Por isso, atualmente existe a ideia de One Health ou Uma Só Saúde, conceito que reforça a necessidade de integrar os profissionais das diferentes áreas da Saúde.
Segundo o Ministério da Saúde, o conceito One Health é “uma abordagem integrada que reconhece a conexão entre a saúde humana, animal, vegetal e ambiental” e “propõe e incentiva a comunicação, cooperação, coordenação e colaboração entre diferentes disciplinas, profissionais, instituições e setores para fornecer soluções de maneira mais abrangente e efetiva.”
Prevenir é melhor que remediar!
O conceito de Uma Só Saúde ganhou força especialmente após a última pandemia, como destaca Paola Moretti Rueda. “O período da Covid-19 foi um marco importante que destacou a relevância desse conceito, pois mostrou como doenças podem se espalhar entre animais e humanos, afetando diretamente a saúde pública mundial.”
Após a mobilização mundial por conta da Covid-19, relatórios da Organização das Nações Unidas (ONU) têm defendido abordagem que una saúde humana, animal, vegetal e ambiental como a melhor forma de prevenir e responder a futuras pandemias frente à tendência crescente de doenças zoonóticas. Além da saúde, ficou evidente os impactos econômicos e sociais envolvidos. Esse entendimento reafirma que o médico-veterinário é tão importante, quanto os demais profissionais da área da Saúde.
“Trata-se de um profissional de saúde que atua na prevenção, no controle, na pesquisa, no diagnóstico e na educação de doenças transmissíveis entre animais, o meio ambiente e humanos. Ele também contribui para a saúde do ambiente e para a conservação dos animais e da biodiversidade, muito importantes na atualidade para a saúde de todos”, afirma Mário Ramos de Paula e Silva.

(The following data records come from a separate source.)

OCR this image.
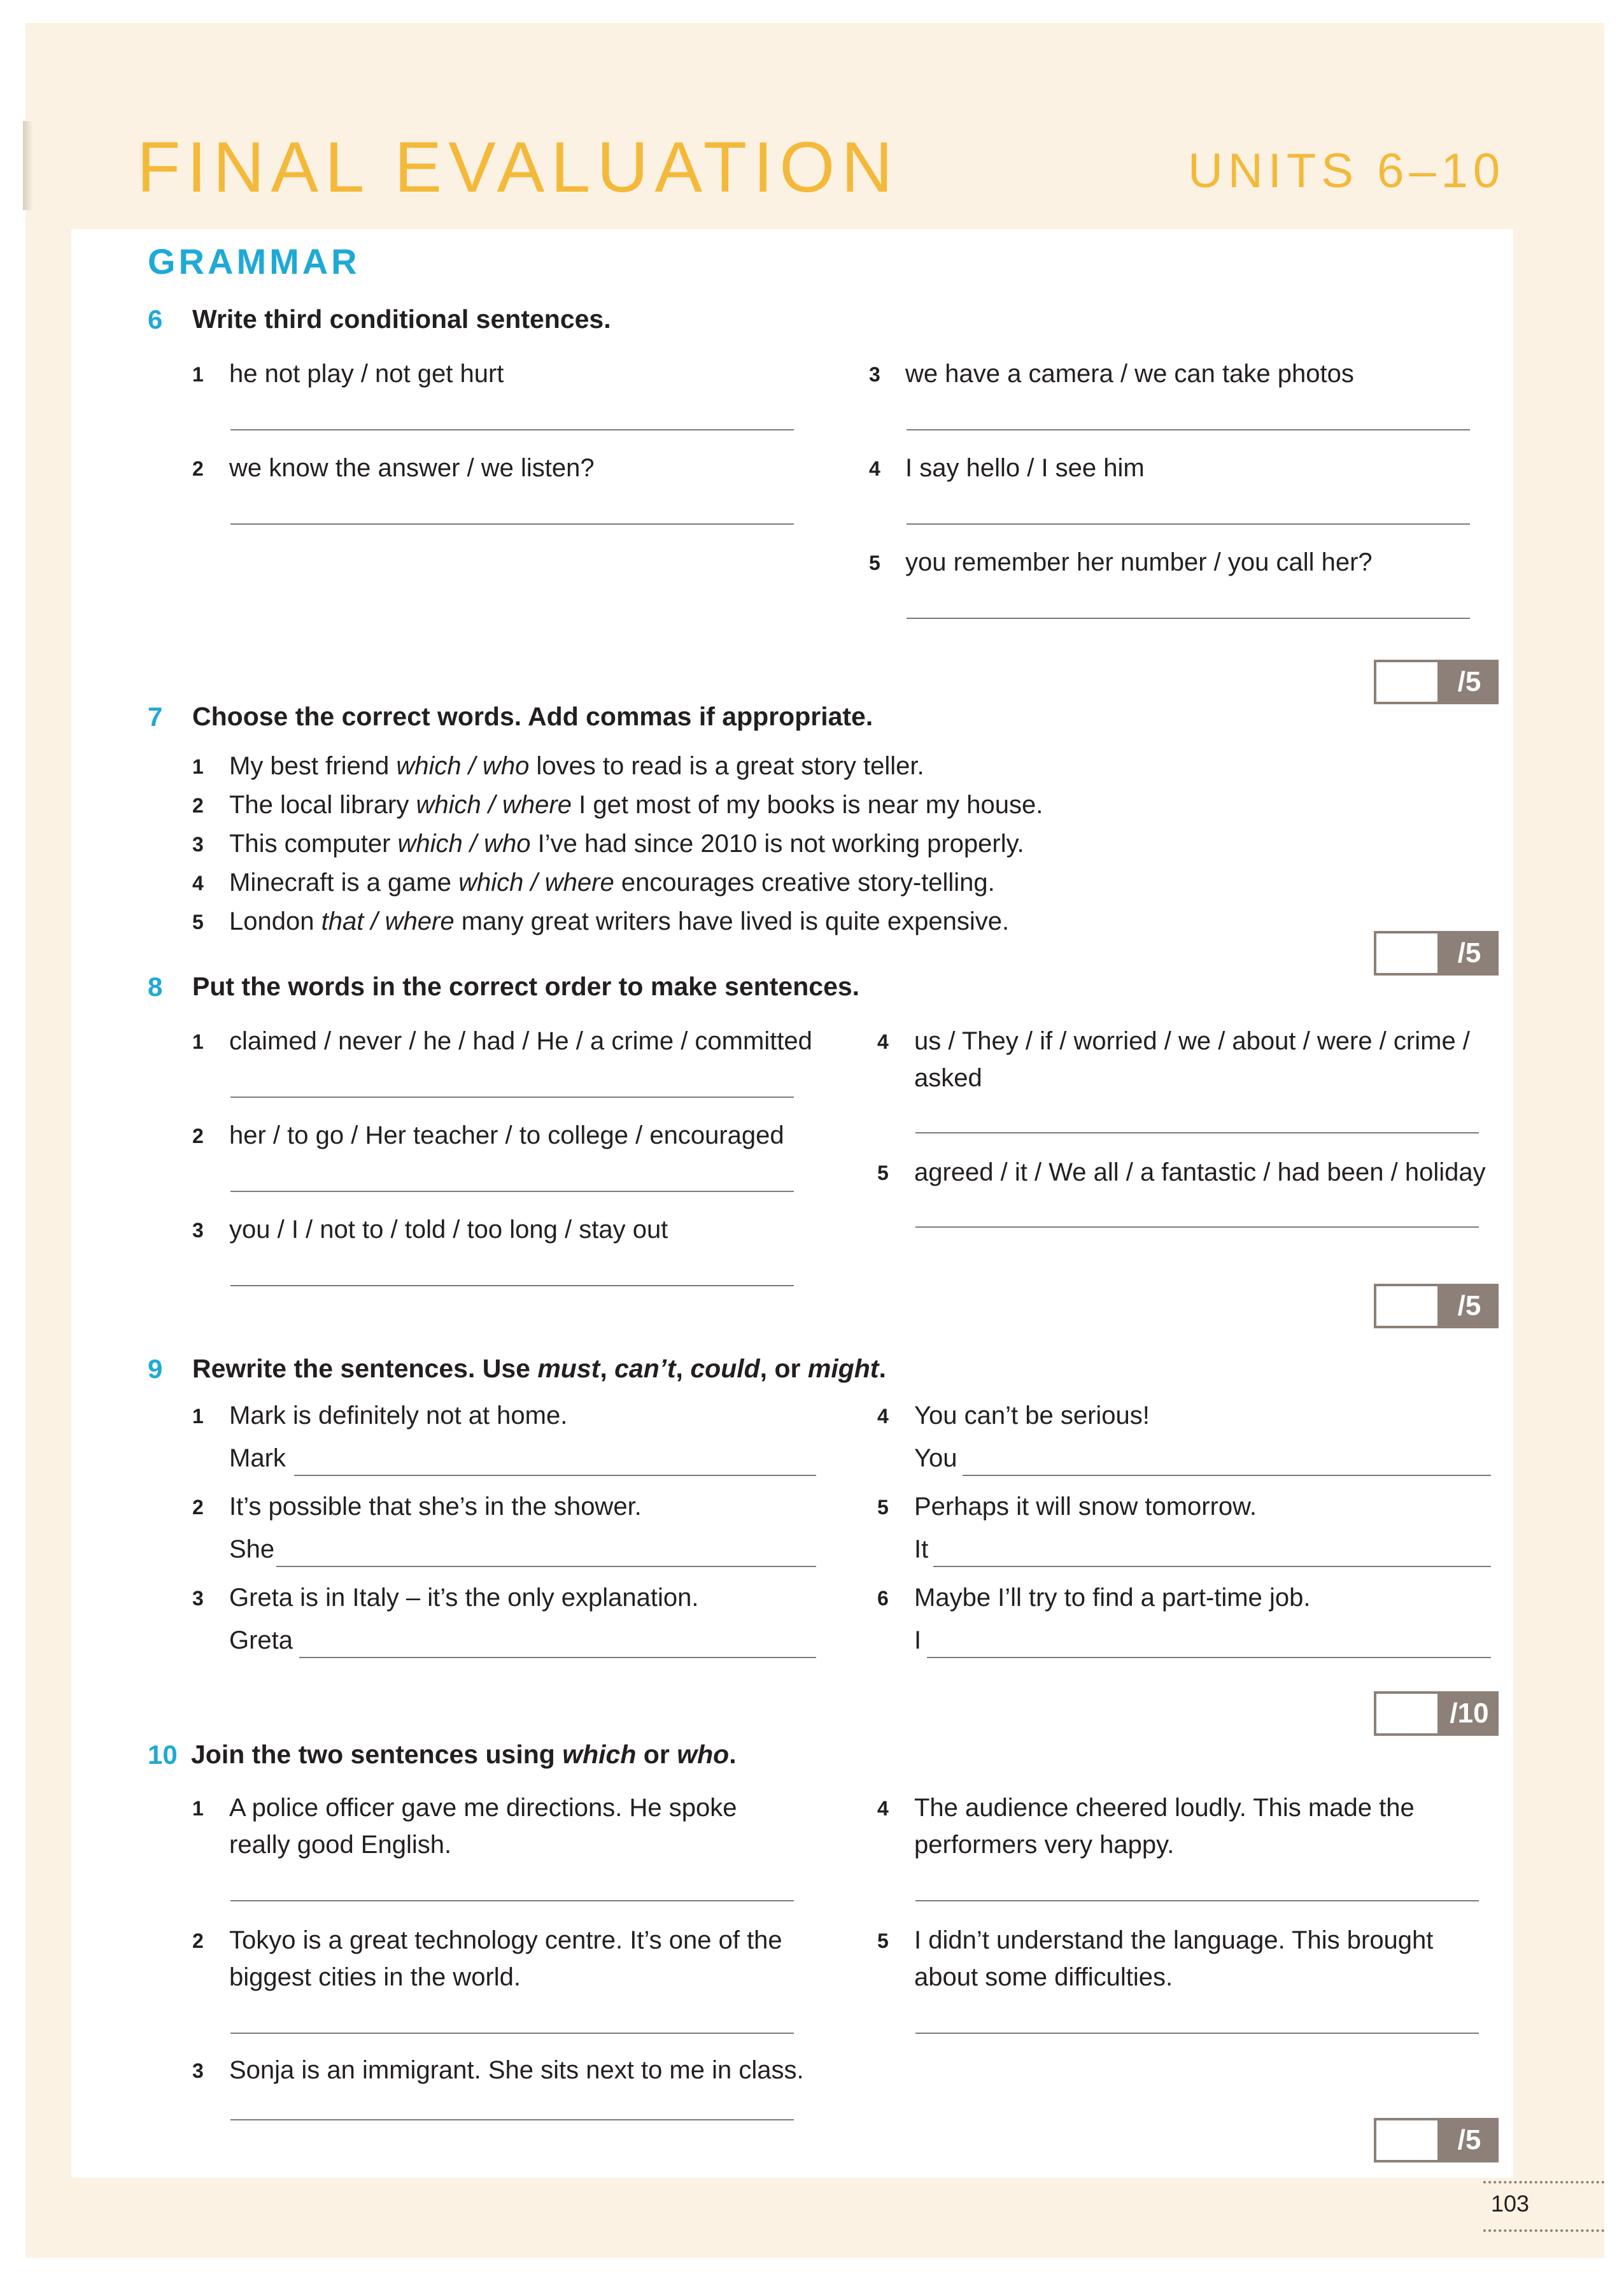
FINAL EVALUATION	UNITS 6–10
GRAMMAR
6 Write third conditional sentences.
1 he not play / not get hurt
2 we know the answer / we listen?
3 we have a camera / we can take photos
4 I say hello / I see him
5 you remember her number / you call her?
/5
7 Choose the correct words. Add commas if appropriate.
1 My best friend which / who loves to read is a great story teller.
2 The local library which / where I get most of my books is near my house.
3 This computer which / who I’ve had since 2010 is not working properly.
4 Minecraft is a game which / where encourages creative story-telling.
5 London that / where many great writers have lived is quite expensive.
/5
8 Put the words in the correct order to make sentences.
1 claimed / never / he / had / He / a crime / committed
2 her / to go / Her teacher / to college / encouraged
3 you / I / not to / told / too long / stay out
4 us / They / if / worried / we / about / were / crime / asked
5 agreed / it / We all / a fantastic / had been / holiday
/5
9 Rewrite the sentences. Use must, can’t, could, or might.
1 Mark is definitely not at home.
Mark
2 It’s possible that she’s in the shower.
She
3 Greta is in Italy – it’s the only explanation.
Greta
4 You can’t be serious!
You
5 Perhaps it will snow tomorrow.
It
6 Maybe I’ll try to find a part-time job.
I
/10
10 Join the two sentences using which or who.
1 A police officer gave me directions. He spoke really good English.
2 Tokyo is a great technology centre. It’s one of the biggest cities in the world.
3 Sonja is an immigrant. She sits next to me in class.
4 The audience cheered loudly. This made the performers very happy.
5 I didn’t understand the language. This brought about some difficulties.
/5
103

A saúde humana, animal, vegetal e ambiental estão interligadas, e o médico-veterinário é um dos pilares dessa conexão. Em um mundo cada vez mais globalizado, reconhecer e fortalecer esse papel é fundamental para evitar novas crises sanitárias e garantir um futuro mais saudável para todos.

Tem médico-veterinário aqui!
Além do atendimento clínico e cirúrgico a animais de companhia e silvestres o médico-veterinário pode atuar também, entre outras áreas, como:
– Bem-estar dos animais: garantindo que os animais recebam cuidados adequados para sua saúde física e mental, inclusive aqueles destinados a produção de alimentos;
– Inspeção e vigilância: controle sanitário de alimentos de origem animal, assegurando que estejam livres de patógenos que possam ser transmitidos aos humanos;
– Certificação de produtos e sistemas produtivos: assegurando que instalações, como fazendas, granjas, frigoríficos e outras etapas da cadeia produtiva, atendam aos padrões estabelecidos em normas;
– Área forense: auxiliando investigações de crimes relacionados a animais;
– Docência: Ministrando aulas em cursos de Medicina Veterinária e Zootecnia, e até mesmo de Medicina e Saúde Pública.
– Pesquisa científica: desenvolvendo novas terapias, vacinas e medicamentos para animais e seres humanos;
– Preservação ambiental: gerindo resíduos de origem animal e colaborando na proteção de espécies ameaçadas;
– Laboratórios: analisando agentes patogênicos e auxiliando no diagnóstico de doenças zoonóticas;
– Saúde pública: monitorando zoonoses, garantindo a segurança alimentar, e atuando nas equipes multidisciplinares no Sistema Único de Saúde, entre outras atividades.